Family matters

There aren’t many moment in professional basketball that one would call heartwarming.  Exciting, yes.  Controversial, definitely.  But heartwarming?  Not so much.

That’s why I found a recent interview with All-Star point guard Chris Paul of the Los Angeles Clippers so refreshing.  Paul was reflecting on a dinner with new team owner Steve Ballmer, the high-energy former Microsoft CEO who shelled out $2 billion for the team, pulling it out of last season’s media muck surrounding the racist comments of former owner Donald Sterling.  Ballmer’s over-the-top enthusiasm for the game and encouraging, hands-on style have already dramatically changed the tone and tenor of the Clippers organization from the inside out — reportedly, all for the better.  Whatever the ultimate results in the win-loss columns this year, the club should reap the benefits of his new leadership.

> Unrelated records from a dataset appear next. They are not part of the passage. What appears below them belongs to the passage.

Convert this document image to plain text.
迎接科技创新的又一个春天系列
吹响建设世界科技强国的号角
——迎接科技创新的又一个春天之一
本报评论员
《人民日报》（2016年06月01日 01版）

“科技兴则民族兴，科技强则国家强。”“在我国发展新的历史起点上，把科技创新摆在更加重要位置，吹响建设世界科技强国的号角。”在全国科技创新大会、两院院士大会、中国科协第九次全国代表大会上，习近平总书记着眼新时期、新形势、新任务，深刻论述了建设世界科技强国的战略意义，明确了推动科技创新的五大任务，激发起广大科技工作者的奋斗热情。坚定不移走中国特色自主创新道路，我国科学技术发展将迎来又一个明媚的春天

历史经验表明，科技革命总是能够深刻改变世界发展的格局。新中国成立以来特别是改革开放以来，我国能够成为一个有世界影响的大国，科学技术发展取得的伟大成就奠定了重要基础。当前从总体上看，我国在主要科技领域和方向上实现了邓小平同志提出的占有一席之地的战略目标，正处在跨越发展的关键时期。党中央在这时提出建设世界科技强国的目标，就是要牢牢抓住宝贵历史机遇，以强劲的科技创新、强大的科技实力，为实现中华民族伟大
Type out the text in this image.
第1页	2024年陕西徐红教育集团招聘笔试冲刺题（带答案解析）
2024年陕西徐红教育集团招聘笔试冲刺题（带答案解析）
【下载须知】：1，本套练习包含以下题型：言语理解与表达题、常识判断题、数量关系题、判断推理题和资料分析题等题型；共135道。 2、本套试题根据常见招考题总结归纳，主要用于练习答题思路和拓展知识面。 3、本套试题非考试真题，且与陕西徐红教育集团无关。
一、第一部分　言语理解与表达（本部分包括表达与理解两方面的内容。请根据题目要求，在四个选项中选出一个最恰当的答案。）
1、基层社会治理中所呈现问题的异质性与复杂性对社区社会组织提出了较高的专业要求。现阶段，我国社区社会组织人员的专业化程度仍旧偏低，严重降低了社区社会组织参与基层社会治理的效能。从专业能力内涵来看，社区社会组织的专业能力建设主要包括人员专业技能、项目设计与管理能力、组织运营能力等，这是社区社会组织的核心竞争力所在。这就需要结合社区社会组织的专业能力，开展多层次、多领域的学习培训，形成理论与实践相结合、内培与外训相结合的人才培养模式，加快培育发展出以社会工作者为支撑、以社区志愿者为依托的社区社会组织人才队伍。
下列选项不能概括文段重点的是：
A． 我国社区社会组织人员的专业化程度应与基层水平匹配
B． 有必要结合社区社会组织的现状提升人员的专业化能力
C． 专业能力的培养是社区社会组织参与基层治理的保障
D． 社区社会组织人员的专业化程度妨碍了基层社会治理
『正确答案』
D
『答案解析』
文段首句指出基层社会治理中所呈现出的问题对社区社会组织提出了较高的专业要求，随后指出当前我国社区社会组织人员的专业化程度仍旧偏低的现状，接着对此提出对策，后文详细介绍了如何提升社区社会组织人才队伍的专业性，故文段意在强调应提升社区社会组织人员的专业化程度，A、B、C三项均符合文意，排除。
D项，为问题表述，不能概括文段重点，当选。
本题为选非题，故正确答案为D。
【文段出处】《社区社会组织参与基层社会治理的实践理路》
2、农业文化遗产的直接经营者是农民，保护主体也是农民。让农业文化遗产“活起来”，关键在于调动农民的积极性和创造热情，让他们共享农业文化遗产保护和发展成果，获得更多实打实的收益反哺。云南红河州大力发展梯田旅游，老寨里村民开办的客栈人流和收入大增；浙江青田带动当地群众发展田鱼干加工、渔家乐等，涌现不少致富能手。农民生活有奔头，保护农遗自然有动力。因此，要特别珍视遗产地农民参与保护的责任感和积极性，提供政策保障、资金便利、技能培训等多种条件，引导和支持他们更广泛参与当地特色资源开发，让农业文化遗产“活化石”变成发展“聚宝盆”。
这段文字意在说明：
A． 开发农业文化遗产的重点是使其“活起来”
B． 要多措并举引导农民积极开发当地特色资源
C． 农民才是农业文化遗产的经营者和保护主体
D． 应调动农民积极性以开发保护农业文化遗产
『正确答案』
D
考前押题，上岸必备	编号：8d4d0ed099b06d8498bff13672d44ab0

But that’s not the heartwarming part.

Asked about his conversations with Ballmer, Paul mentioned a comment made over the dinner table that had personally impressed him most.  The new owner let his team know that he would not — repeat, not — be in attendance at all the home games.  The reason?  Ballmer’s own son, a 10th grader, plays basketball twice a week, and being at those games were the higher priority.  “Having a family of my own,” Paul said appreciatively, “that was the best thing I heard all night.  It shows how committed he is to his family.  You can tell a lot about a person just seeing how they interact with their family.  And to know that…he puts his child before us, it shows really what our organization will be about.”

That’s what warmed my heart to hear.  I hope all the fans in Clipper Nation, indeed, throughout the NBA, are listening.